The Master Agreement characterizes the Rent Consideration as "funds for in-kind service use" and provides that "it is the intent of the parties that the rent may be collected in cash or as in-kind consideration as authorized by [10 U.S.C. sect.] 2667." Master Agreement, para. 1.6.14. The lessee is required to deposit the Rent Consideration into an individual interest bearing escrow account at Picatinny Federal Credit Union, which acts as the escrow agent. Upon depositing the Rent Consideration into the escrow account, the lessee "shall have satisfied its obligation with respect to the rent payable [under Master Agreement and each site lease], it being understood that [the] lessee shall have no obligation to provide any other and/or additional in-kind consideration." Master Agreement, para. 1.6.14; Site Lease 1, para. 4(e)(i); Site Lease 2, para. 4(e)(i).

The up-front payment was deposited into the escrow account. The escrow account is in the name of the lessee and the Army. Picatinny Federal Credit Union Account Statements for Oct. 2009 and Nov. 2009. The escrow funds are subject to the terms and conditions of an Escrow Agreement among the Army, the lessee and the escrow agent (Escrow Agreement). No annual rent or supplemental rent had been paid to the Army as of November 10, 2010.[8] Any interest or proceeds generated by the escrow funds are deemed to be income to Army for income tax purposes. Escrow Agreement, para. 3(a). The Army disclaims any ownership in the escrow account, but claims a secured interest in the escrow funds. Escrow Agreement, Recital D. Further, as described in more detail below, the Army exerts control over the escrow account and the escrow funds are utilized for the benefit of the Army.
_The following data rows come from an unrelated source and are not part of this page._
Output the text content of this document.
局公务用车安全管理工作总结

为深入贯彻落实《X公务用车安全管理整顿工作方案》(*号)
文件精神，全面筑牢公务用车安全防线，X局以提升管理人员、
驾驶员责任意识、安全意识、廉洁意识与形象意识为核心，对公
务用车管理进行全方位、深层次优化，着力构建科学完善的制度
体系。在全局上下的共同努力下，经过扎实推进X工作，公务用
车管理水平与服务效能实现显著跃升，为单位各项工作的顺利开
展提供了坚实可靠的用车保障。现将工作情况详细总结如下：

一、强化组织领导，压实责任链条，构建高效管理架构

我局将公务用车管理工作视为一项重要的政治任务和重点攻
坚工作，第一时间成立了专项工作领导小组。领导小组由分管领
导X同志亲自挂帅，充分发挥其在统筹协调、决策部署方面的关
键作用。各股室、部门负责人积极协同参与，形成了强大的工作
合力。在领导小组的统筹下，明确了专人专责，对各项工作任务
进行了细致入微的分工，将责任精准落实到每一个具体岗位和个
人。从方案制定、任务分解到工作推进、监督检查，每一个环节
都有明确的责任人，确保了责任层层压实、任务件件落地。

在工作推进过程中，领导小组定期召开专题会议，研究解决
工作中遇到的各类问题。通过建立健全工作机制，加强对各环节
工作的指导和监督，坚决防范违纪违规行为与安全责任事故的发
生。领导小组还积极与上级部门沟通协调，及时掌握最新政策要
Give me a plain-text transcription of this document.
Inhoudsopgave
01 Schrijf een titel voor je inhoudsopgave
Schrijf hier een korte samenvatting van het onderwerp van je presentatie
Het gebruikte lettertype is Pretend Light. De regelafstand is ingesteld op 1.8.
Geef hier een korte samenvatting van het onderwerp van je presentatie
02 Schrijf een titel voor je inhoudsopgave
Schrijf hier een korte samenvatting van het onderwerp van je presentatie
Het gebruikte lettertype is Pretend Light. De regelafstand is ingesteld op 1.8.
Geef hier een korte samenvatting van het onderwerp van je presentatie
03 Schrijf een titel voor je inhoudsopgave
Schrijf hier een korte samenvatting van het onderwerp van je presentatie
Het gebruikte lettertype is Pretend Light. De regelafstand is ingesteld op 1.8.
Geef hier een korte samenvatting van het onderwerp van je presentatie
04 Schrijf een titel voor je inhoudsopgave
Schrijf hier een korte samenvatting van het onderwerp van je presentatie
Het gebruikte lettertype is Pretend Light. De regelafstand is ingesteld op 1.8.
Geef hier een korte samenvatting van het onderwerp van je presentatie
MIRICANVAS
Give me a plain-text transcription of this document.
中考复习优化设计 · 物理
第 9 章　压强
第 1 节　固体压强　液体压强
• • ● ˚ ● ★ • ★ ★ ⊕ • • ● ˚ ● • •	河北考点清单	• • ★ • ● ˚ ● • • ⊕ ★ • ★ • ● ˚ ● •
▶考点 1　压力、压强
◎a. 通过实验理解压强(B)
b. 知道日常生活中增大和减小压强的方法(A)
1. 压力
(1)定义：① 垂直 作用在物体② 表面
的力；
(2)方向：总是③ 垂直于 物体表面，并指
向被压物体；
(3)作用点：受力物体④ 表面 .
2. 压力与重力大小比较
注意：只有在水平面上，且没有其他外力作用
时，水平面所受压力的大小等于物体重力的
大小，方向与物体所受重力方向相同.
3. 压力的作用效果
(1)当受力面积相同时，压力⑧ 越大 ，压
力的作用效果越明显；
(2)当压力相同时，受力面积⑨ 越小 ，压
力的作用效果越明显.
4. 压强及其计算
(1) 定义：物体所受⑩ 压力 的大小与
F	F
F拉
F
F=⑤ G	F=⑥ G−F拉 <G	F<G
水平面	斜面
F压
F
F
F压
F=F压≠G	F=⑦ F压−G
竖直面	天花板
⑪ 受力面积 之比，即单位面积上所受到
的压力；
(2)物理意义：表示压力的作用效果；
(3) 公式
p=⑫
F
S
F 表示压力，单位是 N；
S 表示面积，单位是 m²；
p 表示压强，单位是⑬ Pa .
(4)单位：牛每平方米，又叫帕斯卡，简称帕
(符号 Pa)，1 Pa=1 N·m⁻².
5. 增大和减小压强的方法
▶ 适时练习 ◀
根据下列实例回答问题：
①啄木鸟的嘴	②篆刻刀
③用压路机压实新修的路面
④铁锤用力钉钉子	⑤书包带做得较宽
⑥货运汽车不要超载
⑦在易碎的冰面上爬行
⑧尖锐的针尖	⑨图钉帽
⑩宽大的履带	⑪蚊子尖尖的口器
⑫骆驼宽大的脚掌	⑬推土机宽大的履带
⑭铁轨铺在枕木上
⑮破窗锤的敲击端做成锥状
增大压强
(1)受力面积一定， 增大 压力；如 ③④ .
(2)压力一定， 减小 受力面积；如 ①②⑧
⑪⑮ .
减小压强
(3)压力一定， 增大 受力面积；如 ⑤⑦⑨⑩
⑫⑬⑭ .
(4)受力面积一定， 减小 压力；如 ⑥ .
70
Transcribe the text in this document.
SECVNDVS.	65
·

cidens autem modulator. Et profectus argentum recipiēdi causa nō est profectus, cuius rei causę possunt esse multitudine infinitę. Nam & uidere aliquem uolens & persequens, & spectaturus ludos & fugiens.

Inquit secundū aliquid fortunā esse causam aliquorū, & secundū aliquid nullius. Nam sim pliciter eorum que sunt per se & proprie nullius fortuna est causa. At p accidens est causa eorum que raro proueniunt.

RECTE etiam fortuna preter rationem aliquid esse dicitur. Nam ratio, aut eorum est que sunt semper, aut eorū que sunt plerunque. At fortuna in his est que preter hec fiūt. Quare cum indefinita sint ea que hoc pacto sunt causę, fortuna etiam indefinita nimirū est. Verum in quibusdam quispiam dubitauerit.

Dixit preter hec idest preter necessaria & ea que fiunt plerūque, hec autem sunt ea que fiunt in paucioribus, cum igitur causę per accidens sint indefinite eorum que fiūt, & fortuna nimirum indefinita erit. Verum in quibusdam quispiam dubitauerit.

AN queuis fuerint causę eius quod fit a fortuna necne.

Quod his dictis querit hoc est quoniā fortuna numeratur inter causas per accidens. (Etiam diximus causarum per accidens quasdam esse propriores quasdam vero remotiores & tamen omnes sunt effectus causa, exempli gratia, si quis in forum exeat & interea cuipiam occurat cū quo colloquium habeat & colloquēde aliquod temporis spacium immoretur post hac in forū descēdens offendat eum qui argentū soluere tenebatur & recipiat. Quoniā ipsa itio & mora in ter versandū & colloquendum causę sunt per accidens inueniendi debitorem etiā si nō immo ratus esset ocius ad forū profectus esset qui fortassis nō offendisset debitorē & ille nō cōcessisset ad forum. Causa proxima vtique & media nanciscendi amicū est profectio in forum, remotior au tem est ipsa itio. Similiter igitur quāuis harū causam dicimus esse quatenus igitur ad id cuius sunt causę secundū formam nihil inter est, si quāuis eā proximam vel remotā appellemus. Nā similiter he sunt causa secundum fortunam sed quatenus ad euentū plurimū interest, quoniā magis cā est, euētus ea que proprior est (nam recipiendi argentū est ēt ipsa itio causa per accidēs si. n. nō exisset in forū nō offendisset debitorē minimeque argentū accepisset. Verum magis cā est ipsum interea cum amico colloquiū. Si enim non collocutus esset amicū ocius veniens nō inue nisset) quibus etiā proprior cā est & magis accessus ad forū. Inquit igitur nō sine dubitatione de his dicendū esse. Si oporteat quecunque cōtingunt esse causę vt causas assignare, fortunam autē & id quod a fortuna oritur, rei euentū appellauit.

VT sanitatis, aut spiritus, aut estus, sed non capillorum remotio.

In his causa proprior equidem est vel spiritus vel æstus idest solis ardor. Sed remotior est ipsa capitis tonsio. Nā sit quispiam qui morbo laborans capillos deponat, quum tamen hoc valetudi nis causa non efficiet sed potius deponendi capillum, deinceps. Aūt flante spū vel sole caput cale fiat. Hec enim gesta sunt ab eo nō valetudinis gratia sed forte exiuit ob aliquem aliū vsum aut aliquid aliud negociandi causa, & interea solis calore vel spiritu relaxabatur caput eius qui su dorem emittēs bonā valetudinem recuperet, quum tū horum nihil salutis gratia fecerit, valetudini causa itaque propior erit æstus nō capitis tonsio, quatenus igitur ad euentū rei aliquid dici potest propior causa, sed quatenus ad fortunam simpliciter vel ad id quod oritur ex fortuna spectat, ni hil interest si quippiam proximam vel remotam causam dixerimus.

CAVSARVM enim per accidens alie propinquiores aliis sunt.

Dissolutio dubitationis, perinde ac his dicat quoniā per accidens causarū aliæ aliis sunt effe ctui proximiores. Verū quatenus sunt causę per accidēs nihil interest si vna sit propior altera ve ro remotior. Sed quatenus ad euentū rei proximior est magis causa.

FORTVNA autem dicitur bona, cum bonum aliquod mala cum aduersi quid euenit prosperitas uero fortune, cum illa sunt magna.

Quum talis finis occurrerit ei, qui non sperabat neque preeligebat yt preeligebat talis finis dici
The Escrow Agreement provides that once the Rent Consideration is deposited into the escrow account by the lessee (or its sublessee): (1) such payment "shall constitute in-kind consideration payments" by the lessee; (2) such payment is to be credited against the total rent owed by the lessee; and (3) the lessee "shall have no rights" in or to the escrow funds held in or disbursed from the escrow account. Escrow Agreement, para. 2 (emphasis added). The escrow agent may disburse escrow funds either—(1) to a third-party contractor as payment for services rendered by such contractor to property under the control of the Secretary pursuant to a statement of work approved by the Army, or (2) directly as a cash payment to the Army. Escrow Agreement, para. 5.

The Escrow Agreement provides for a multi-step process for the disbursement of escrow funds to third-party contractors as payment for services.[9] Escrow Agreement, para. 6. First, the Army delivers to the lessee an "in-kind service request" in the form of a statement of work. The lessee then selects and contracts with a third party to complete the statement of work. Upon completion of the work by the third-party contractor, Army employees from Picatinny's Department of Public Works inspect the work and notify the lessee whether the work has been satisfactorily completed. If so, the lessee directs the escrow agent to disburse funds from the escrow account sufficient to pay the third-party contractor.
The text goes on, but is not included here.